Responsibilities as a Contractor
Drugs must be manufactured in conformance with CGMP. FDA is aware that many drug manufacturers use independent contractors such as production facilities, testing laboratories, packagers, and labelers. FDA regards contractors as extensions of the manufacturer.
You and your customer (b)(4) have a quality agreement regarding the manufacture of YUTIQ (fluocinolone acetonide intravitreal implant, 0.18 mg). You are responsible for the quality of drugs you produce as a contract facility regardless of agreements in place with application sponsors and product owners. You are required to ensure that drugs are made in accordance with section 501(a)(2)(B) of the FD&C Act for safety, identity, strength, quality, and purity. See FDA’s guidance document Contract Manufacturing Arrangements for Drugs: Quality Agreements at https://www.fda.gov/media/86193/download.
Conclusion
The violations cited in this letter are not intended to be an all-inclusive list of violations that exist at your facility. You are responsible for investigating and determining the causes of any violations and for preventing their recurrence or the occurrence of other violations.

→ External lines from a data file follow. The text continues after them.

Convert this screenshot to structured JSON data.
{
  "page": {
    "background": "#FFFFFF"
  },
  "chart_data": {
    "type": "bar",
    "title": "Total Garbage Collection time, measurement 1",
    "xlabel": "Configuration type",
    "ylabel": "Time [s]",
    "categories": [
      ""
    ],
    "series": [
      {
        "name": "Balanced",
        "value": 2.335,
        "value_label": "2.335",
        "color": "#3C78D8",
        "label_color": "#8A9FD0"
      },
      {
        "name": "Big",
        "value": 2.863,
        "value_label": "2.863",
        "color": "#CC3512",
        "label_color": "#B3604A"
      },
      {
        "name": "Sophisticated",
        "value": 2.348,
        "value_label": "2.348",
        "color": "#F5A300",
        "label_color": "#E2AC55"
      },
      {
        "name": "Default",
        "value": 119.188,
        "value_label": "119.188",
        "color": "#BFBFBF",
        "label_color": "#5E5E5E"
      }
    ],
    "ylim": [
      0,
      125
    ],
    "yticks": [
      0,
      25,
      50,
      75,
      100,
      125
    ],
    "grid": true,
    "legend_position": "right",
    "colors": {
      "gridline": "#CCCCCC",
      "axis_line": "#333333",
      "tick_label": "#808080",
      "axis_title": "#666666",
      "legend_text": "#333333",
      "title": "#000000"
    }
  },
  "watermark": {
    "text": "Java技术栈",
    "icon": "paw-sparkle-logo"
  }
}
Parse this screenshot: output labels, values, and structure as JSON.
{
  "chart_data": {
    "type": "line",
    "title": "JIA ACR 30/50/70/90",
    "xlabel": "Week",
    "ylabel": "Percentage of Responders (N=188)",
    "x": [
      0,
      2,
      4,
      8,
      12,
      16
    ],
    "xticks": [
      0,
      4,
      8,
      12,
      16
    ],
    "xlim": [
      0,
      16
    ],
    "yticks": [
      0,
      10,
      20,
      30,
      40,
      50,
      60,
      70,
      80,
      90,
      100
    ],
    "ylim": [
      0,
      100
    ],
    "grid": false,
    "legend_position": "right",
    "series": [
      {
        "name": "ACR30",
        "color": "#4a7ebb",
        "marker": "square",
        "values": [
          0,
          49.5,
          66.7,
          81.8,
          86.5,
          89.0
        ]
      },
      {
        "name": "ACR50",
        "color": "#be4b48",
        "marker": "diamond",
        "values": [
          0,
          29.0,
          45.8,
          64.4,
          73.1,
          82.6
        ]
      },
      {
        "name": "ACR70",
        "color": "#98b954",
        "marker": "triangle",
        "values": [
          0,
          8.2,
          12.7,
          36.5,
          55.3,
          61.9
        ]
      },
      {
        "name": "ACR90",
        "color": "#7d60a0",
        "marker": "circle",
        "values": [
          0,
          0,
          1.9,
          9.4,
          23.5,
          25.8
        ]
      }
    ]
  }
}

Correct any violations promptly. Failure to promptly and adequately address this matter may result in regulatory or legal action without further notice including, without limitation, seizure and injunction. Unresolved violations may also prevent other Federal agencies from awarding contracts.
Failure to address violations may also cause FDA to withhold issuance of Export Certificates. FDA may withhold approval of new applications or supplements listing your firm as a drug manufacturer until any violations are completely addressed and we confirm your compliance with CGMP. We may re-inspect to verify that you have completed corrective actions to address any violations.
This letter notifies you of our findings and provides you an opportunity to address the above deficiencies. After you receive this letter, respond to this office in writing within 15 working days. Specify what you have done to address any violations and to prevent their recurrence. In response to this letter, you may provide additional information for our consideration as we continue to assess your activities and practices. If you cannot complete corrective actions within 15 working days, state your reasons for delay and your schedule for completion.
Please send your firm’s response electronically to orapharm1_responses@fda.hhs.gov. Also, please identify your correspondence with FEI 3005508657, and WL 679747. If you have any questions, please contact Samina Khan, Compliance Officer, at samina.khan@fda.hhs.gov.
.
Sincerely,
/S/
Lisa Harlan
Program Division Director
Office of Pharmaceutical Quality Operations
Division I
_________________________
1 i.e. Quality System, Facilities & Equipment System, Materials System, Production System, Packaging & Labeling System, and Laboratory Control System per FDA’s guidance document Quality Systems Approach to Pharmaceutical CGMP Regulations.